There are more consumer goods being transported in single parcel shipments now due to the rise in e-commerce, which has led to an increase of landfill as a result of the widespread use of single-use plastics. Tape supplier tesa is actively working to help ease these pressures.
According to Australia Post, more packaging is arriving on doorsteps across the nation with extended lockdowns and parcel volumes hitting heights not seen since Christmas last year.
More than 9 million Australians shopped online in the past financial year, with Australia Post’s 2021 Inside Online Shopping eCommerce report revealing almost 32 per cent growth year-on-year to June 2021.
In terms of single-use plastic packaging tape, it is estimated that each year we consume 915 billion metres globally, which is equivalent to traveling from Earth to Mars twice over.
tesa is one of the world’s leading manufacturers of adhesive solutions, developing innovative adhesive tapes and self-adhesive system solutions for various industries, commercial customers and consumers. Its latest offering includes packaging tapes made with paper from well-managed, responsible sources, and bio-based materials.

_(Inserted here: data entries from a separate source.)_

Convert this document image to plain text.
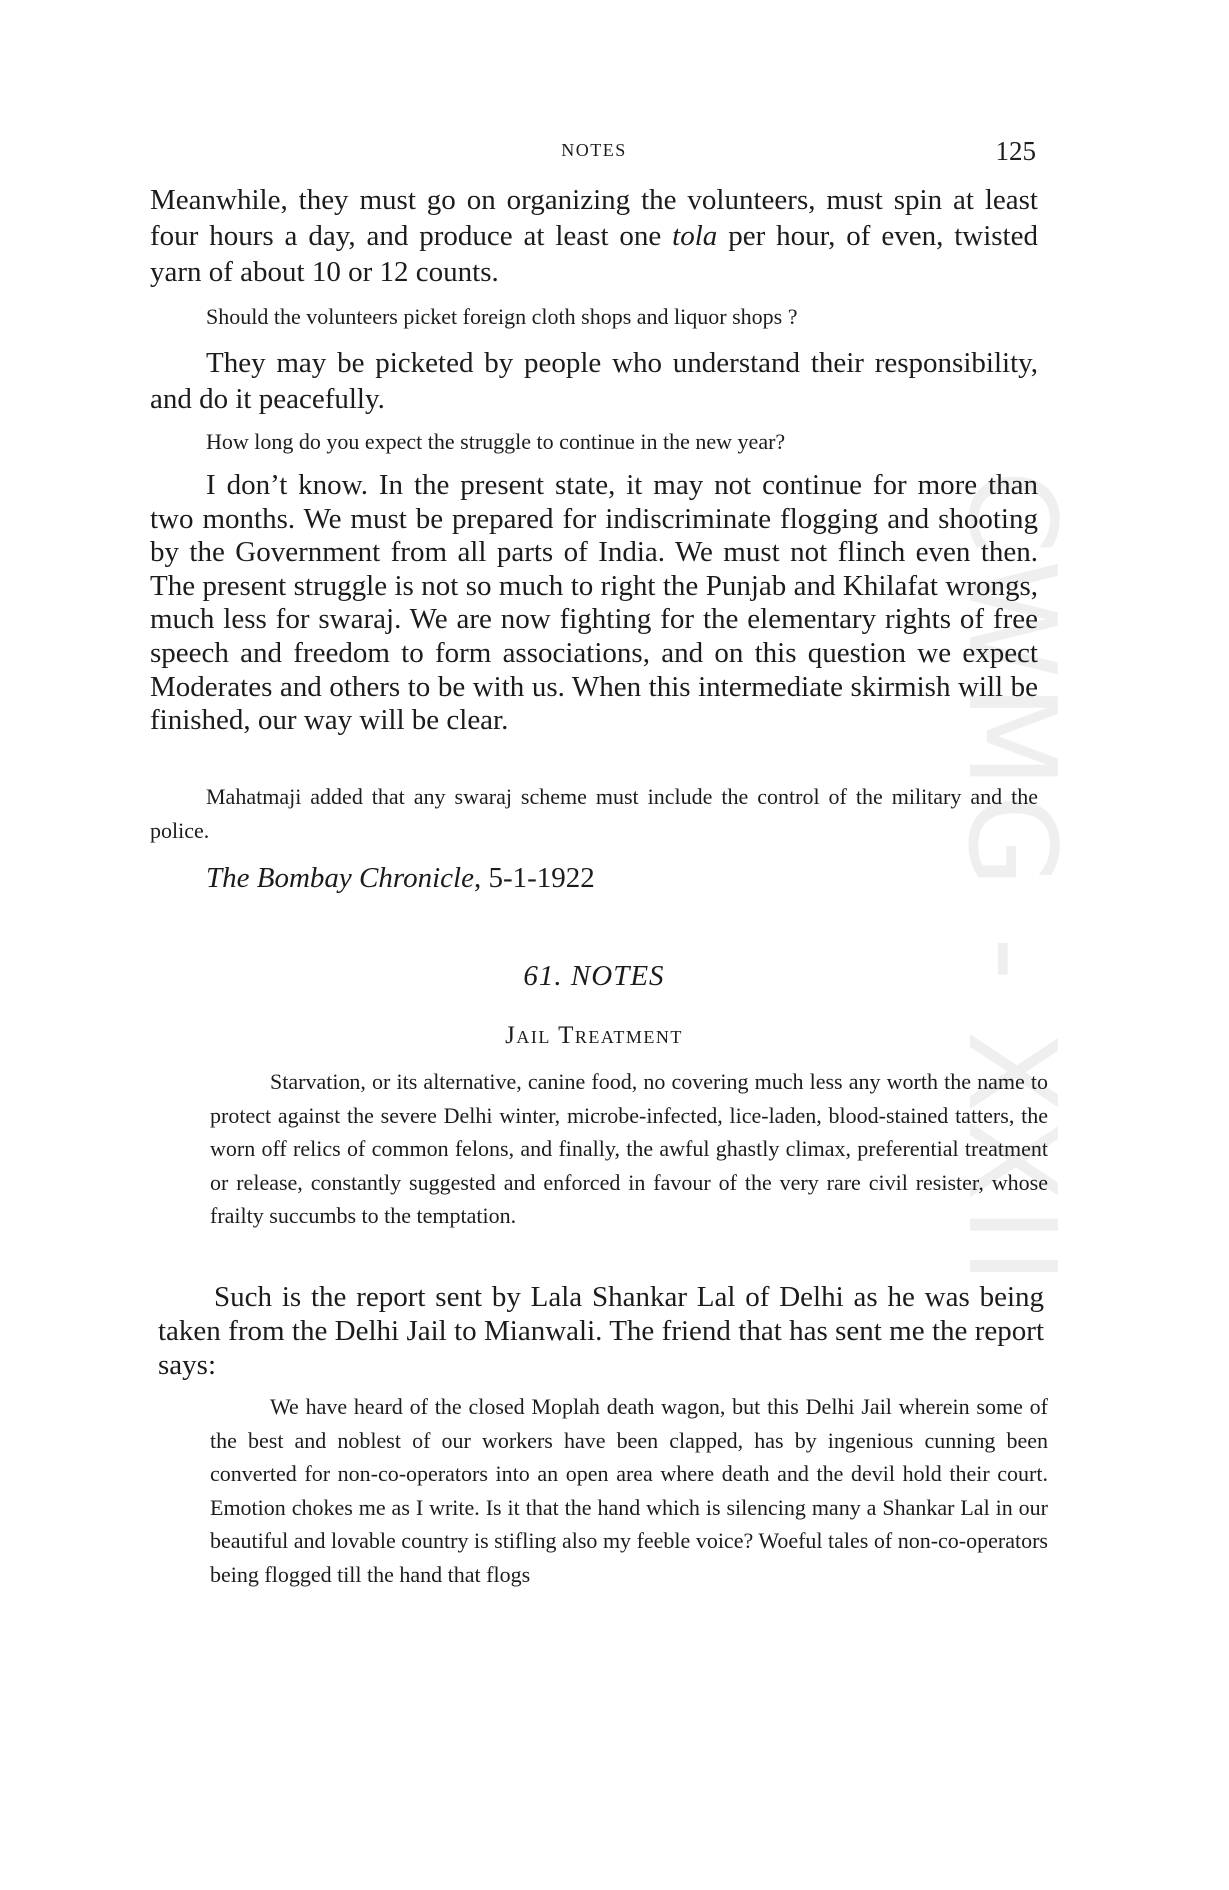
CWMG - XXII
NOTES	125

Meanwhile, they must go on organizing the volunteers, must spin at least four hours a day, and produce at least one tola per hour, of even, twisted yarn of about 10 or 12 counts.

Should the volunteers picket foreign cloth shops and liquor shops ?

They may be picketed by people who understand their responsibility, and do it peacefully.

How long do you expect the struggle to continue in the new year?

I don’t know. In the present state, it may not continue for more than two months. We must be prepared for indiscriminate flogging and shooting by the Government from all parts of India. We must not flinch even then. The present struggle is not so much to right the Punjab and Khilafat wrongs, much less for swaraj. We are now fighting for the elementary rights of free speech and freedom to form associations, and on this question we expect Moderates and others to be with us. When this intermediate skirmish will be finished, our way will be clear.

Mahatmaji added that any swaraj scheme must include the control of the military and the police.

The Bombay Chronicle, 5-1-1922
61. NOTES
Jail Treatment

Starvation, or its alternative, canine food, no covering much less any worth the name to protect against the severe Delhi winter, microbe-infected, lice-laden, blood-stained tatters, the worn off relics of common felons, and finally, the awful ghastly climax, preferential treatment or release, constantly suggested and enforced in favour of the very rare civil resister, whose frailty succumbs to the temptation.

Such is the report sent by Lala Shankar Lal of Delhi as he was being taken from the Delhi Jail to Mianwali. The friend that has sent me the report says:

We have heard of the closed Moplah death wagon, but this Delhi Jail wherein some of the best and noblest of our workers have been clapped, has by ingenious cunning been converted for non-co-operators into an open area where death and the devil hold their court. Emotion chokes me as I write. Is it that the hand which is silencing many a Shankar Lal in our beautiful and lovable country is stifling also my feeble voice? Woeful tales of non-co-operators being flogged till the hand that flogs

First up, the tesa 60400 is the first bio-based tape in its range, and is almost entirely made from renewable feedstocks.

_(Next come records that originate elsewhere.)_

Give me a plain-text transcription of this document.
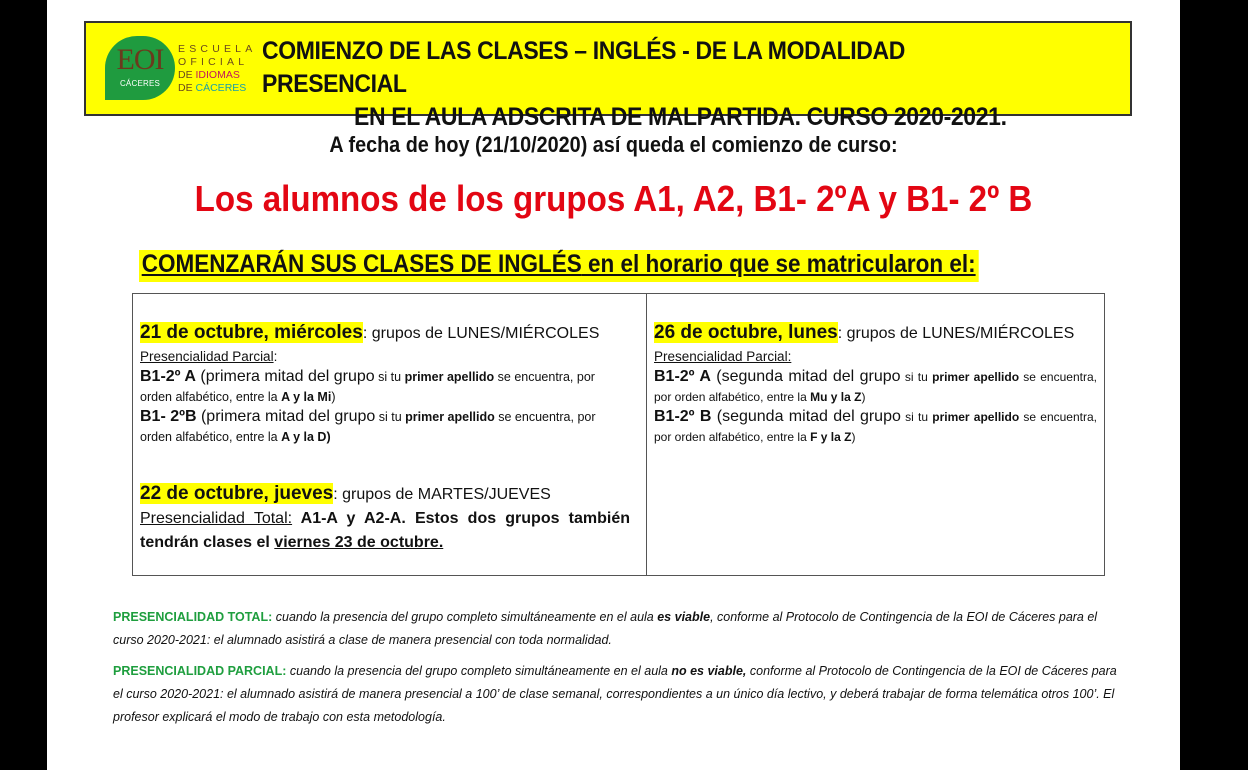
EOI
CÁCERES
ESCUELA
OFICIAL
DE IDIOMAS
DE CÁCERES
COMIENZO DE LAS CLASES – INGLÉS - DE LA MODALIDAD PRESENCIAL
EN EL AULA ADSCRITA DE MALPARTIDA. CURSO 2020-2021.
A fecha de hoy (21/10/2020) así queda el comienzo de curso:
Los alumnos de los grupos A1, A2, B1- 2ºA y B1- 2º B
COMENZARÁN SUS CLASES DE INGLÉS en el horario que se matricularon el:
21 de octubre, miércoles: grupos de LUNES/MIÉRCOLES
Presencialidad Parcial:
B1-2º A (primera mitad del grupo si tu primer apellido se encuentra, por orden alfabético, entre la A y la Mi)
B1- 2ºB (primera mitad del grupo si tu primer apellido se encuentra, por orden alfabético, entre la A y la D)
22 de octubre, jueves: grupos de MARTES/JUEVES
Presencialidad Total: A1-A y A2-A. Estos dos grupos también tendrán clases el viernes 23 de octubre.
26 de octubre, lunes: grupos de LUNES/MIÉRCOLES
Presencialidad Parcial:
B1-2º A (segunda mitad del grupo si tu primer apellido se encuentra, por orden alfabético, entre la Mu y la Z)
B1-2º B (segunda mitad del grupo si tu primer apellido se encuentra, por orden alfabético, entre la F y la Z)
PRESENCIALIDAD TOTAL: cuando la presencia del grupo completo simultáneamente en el aula es viable, conforme al Protocolo de Contingencia de la EOI de Cáceres para el curso 2020-2021: el alumnado asistirá a clase de manera presencial con toda normalidad.
PRESENCIALIDAD PARCIAL: cuando la presencia del grupo completo simultáneamente en el aula no es viable, conforme al Protocolo de Contingencia de la EOI de Cáceres para el curso 2020-2021: el alumnado asistirá de manera presencial a 100’ de clase semanal, correspondientes a un único día lectivo, y deberá trabajar de forma telemática otros 100’. El profesor explicará el modo de trabajo con esta metodología.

The backing material chosen for this tape is PLA, and the bio-plastic material is made from annually renewable, plant-based materials such as corn starch, tapioca roots and sugarcane.
In addition to natural rubber, a natural-based resin is also used, which almost completely replaces the use of petroleum-based materials. Combined with the backing material, the tesa 60400 has a total bio-carbon content of 98 per cent.
Another sustainable product in the tesa range is the 4713, which is a paper tape made from controlled and responsible sources, and can be disposed together with the cardboard without disturbing the recycling process.
Moving forward, tesa’s sustainability goals will see it double the number of sustainable products in the range, halve CO2 emissions, and source 80 per cent of materials from certified and sustainable suppliers by 2025.